I was about to head back down the hill to rescue the Younger Boy when Ethan, who as I said, was farther up the hill than the rest of the pack, pushed his way through their group, to the edge of the creek and stopped.

He looked across the creek at Wy, who was crying at this point, and said, "It's OK Wyatt," and jumped into the creek and waded across.

When he got to Wy's side, the height difference between the ledge and the creek was such that Ethan had to reach up and grab Wy around his knees, picking him up, and then putting him down in the creek.

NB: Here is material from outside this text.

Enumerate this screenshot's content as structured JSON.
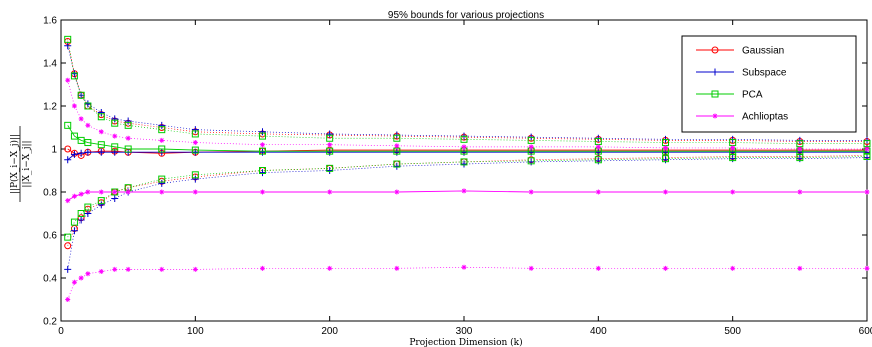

He then grabbed Wy by the hand, said, "Come on Wyatt," and led him across the creek to where the other boys were standing.

For a few seconds my Boy(s) stood in front of the other boys, dripping wet, on the bank of that little creek.

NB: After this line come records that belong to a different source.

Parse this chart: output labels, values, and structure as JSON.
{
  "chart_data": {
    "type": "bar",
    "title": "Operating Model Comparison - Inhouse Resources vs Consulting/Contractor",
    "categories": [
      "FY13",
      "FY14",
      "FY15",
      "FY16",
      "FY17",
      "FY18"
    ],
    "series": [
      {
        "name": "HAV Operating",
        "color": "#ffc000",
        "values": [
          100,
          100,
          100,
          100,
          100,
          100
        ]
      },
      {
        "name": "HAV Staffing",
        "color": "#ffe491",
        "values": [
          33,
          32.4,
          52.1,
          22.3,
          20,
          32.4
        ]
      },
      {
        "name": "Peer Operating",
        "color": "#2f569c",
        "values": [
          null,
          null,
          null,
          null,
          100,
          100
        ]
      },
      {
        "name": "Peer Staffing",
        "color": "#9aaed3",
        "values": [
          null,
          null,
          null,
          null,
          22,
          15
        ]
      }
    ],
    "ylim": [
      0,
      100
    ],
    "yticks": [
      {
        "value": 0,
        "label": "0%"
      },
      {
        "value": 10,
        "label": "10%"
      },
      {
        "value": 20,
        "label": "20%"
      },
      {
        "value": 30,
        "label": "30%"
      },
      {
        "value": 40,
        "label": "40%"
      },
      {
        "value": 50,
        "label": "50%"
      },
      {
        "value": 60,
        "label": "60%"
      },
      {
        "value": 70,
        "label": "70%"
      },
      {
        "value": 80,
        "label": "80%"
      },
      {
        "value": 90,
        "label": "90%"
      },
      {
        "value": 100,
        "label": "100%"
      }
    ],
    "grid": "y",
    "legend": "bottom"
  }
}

E realized at some point that he was still holding Wy's hand in front of his friends and dropped it like a hot rock and said to the kid he had been playing with, "Let's go," and ran up the hill toward me. The twins took off next, quickly followed by Wy's co-opted friend and then Wy Wy.

When E reached me on the hill he stopped, probably because of the look on my face. After a moment, he gave me a slight shrug as if to say, what else could I do, and then smiled at me, and ran off toward the playground with his friend.

A few seconds later, the twins ran by me quickly followed by Wy's co-opted friend and then Wy Wy, who still had a tear on his cheek.

Like Ethan, Wy noted the look on my face and stopped in front of me.

"That was nice what Ethan did for you." I said.

Wy gave me this sheepish half grin he does when he's been busted doing something he probably should not be doing.

"You should remember it Wy Wy." I said, "E had your back. The other boys. They didn't help you. Ethan helped you."

Wy nodded his head in agreement and shrugged and then smiled in a manner that was a carbon copy of his big brother.

"Go play." I said as Wy ran off toward the playground.

Until I BLOG again...But I can change the world in me.

3 comments:

Bruce said...

Okay, you could call this tit for tat because I just read your comment, but really I was checking my link and got to reading this post. What a great story, especially since I've spent some time with the characters. I can picture Wyatt's expression, I think it's the one you had when we crossed the dam at the golf course creek :)

Chad and Mary Kate Martin said...

In our need to catagorize our parental moments, Chad and I have a series of acronyms to sort through events i.e. QPM - Questionable Parenting Moment is used quite often.

This one deserves a PPM - proud parenting moment -- speaks very highly of you and Carter and how you are raising the boys. Maybe there is a father of the year award out there for you.

jenzai studio said...

If only I had a quarter for every time I heard the word "fair" in our house! I am SO stealing your State Fair quip.

It's an awesome illustration of sibling rivalry, and how sibling loyalty ultimately wins out. You are doing an awesome job.